Ini masih belum jelas persis apa yang mendorong kita untuk makan cepat atau untuk makan sampai kita penuh, dan apakah driver ini dimodifikasi, mereka menambahkan, tapi lingkungan yang ada sekarang kita membuatnya sulit untuk mengatur asupan energi kita. Telah ditemukan dalam percobaan yang kita relatif buruk pada mengatur asupan energi, mengandalkan sinyal visual lebih dari perasaan internal kami kepenuhan.
Kami biasanya tidak makan lebih sedikit dari makanan yang telah diubah untuk mengandung energi lebih banyak – kita cenderung makan lebih banyak ketika dihadapkan dengan berbagai makanan yang lebih luas, dan kami makan lebih banyak ketika porsi besar dilayani.
Pendidikan juga memainkan peran. “Tampaknya mungkin bahwa kemampuan awal untuk peraturan energi mungkin akan berakhir-dikuasai oleh tekanan orangtua untuk makan lebih banyak,” menyarankan para penulis. Penelitian menunjukkan bahwa sebagian besar (85 persen) dari orang tua dapat mendorong anak untuk makan lebih dari mereka akan memilih untuk.
Sebuah studi anak-anak prasekolah menemukan bahwa prediktor terkuat dari jumlah yang dikonsumsi saat makan adalah jumlah yang dilayani, tanpa snack sebelumnya, sehingga para ahli mendesak perawat untuk mengadopsi “strategi makan anak-dipimpin yang mengakui keinginan anak untuk berhenti makan.”
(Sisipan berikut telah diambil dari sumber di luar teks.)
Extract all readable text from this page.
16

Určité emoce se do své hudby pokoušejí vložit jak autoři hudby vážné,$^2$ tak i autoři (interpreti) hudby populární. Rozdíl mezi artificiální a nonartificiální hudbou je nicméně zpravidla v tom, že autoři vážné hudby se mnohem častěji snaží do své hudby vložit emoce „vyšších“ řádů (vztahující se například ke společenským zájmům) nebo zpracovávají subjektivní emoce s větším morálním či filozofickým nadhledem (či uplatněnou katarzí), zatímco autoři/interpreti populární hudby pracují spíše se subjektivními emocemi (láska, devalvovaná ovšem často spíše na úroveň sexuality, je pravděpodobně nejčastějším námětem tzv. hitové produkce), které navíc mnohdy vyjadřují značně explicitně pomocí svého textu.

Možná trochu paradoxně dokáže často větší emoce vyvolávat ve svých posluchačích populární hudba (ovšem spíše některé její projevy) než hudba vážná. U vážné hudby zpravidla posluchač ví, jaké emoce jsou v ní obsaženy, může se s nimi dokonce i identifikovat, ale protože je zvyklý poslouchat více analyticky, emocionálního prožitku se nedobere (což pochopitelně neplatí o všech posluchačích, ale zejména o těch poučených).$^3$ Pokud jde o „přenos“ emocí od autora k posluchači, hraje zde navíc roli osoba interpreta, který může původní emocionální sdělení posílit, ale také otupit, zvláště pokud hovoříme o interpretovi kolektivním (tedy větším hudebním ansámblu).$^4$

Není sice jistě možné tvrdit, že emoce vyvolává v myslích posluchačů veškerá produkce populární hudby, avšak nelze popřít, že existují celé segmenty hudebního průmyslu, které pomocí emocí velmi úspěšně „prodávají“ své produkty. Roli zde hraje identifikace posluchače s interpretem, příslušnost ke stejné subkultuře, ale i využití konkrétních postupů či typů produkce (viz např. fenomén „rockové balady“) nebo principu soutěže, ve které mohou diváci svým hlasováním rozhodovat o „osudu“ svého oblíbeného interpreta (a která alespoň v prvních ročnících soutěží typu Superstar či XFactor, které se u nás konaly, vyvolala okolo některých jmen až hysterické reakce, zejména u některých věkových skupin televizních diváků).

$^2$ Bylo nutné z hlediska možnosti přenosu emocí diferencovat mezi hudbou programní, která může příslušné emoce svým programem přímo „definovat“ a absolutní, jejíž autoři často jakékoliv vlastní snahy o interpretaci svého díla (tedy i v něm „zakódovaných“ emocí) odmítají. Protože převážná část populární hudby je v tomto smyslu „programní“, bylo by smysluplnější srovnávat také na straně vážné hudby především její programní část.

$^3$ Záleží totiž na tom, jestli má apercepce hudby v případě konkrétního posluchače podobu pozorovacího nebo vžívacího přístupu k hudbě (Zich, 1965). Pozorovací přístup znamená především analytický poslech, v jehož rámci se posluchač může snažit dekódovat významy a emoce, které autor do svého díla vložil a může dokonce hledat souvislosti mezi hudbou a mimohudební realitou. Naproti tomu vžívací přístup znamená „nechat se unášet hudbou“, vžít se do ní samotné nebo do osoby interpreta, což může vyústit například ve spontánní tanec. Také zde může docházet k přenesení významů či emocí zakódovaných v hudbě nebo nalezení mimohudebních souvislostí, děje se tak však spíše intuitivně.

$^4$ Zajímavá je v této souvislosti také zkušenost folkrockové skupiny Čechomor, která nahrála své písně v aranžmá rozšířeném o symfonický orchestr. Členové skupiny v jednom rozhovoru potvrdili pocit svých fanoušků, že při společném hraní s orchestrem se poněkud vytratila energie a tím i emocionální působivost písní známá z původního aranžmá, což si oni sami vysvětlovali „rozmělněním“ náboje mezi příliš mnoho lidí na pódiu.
Mereka juga ingin melihat dokter bekerja dengan orang tua untuk mendorong kebiasaan makan sehat pada anak-anak mereka seperti makan perlahan, melayani ukuran porsi yang sesuai, dan makan sebagai sebuah keluarga dalam lingkungan non-mengganggu. “Mengingat pentingnya mencegah kelebihan berat badan, dokter perlu terlibat dengan orang tua,” tulis mereka. “Bukti menunjukkan bahwa orang tua dapat didukung untuk membuat perubahan efektif untuk kebiasaan anak-anak mereka makan.”
Para penulis menyimpulkan bahwa makan bersama-sama dengan seorang dewasa yang dapat memberikan “peran pemodelan dengan lambat dan santai makan” mungkin akan berguna dalam mengajar anak-anak untuk mendengarkan sinyal tubuh mereka sendiri.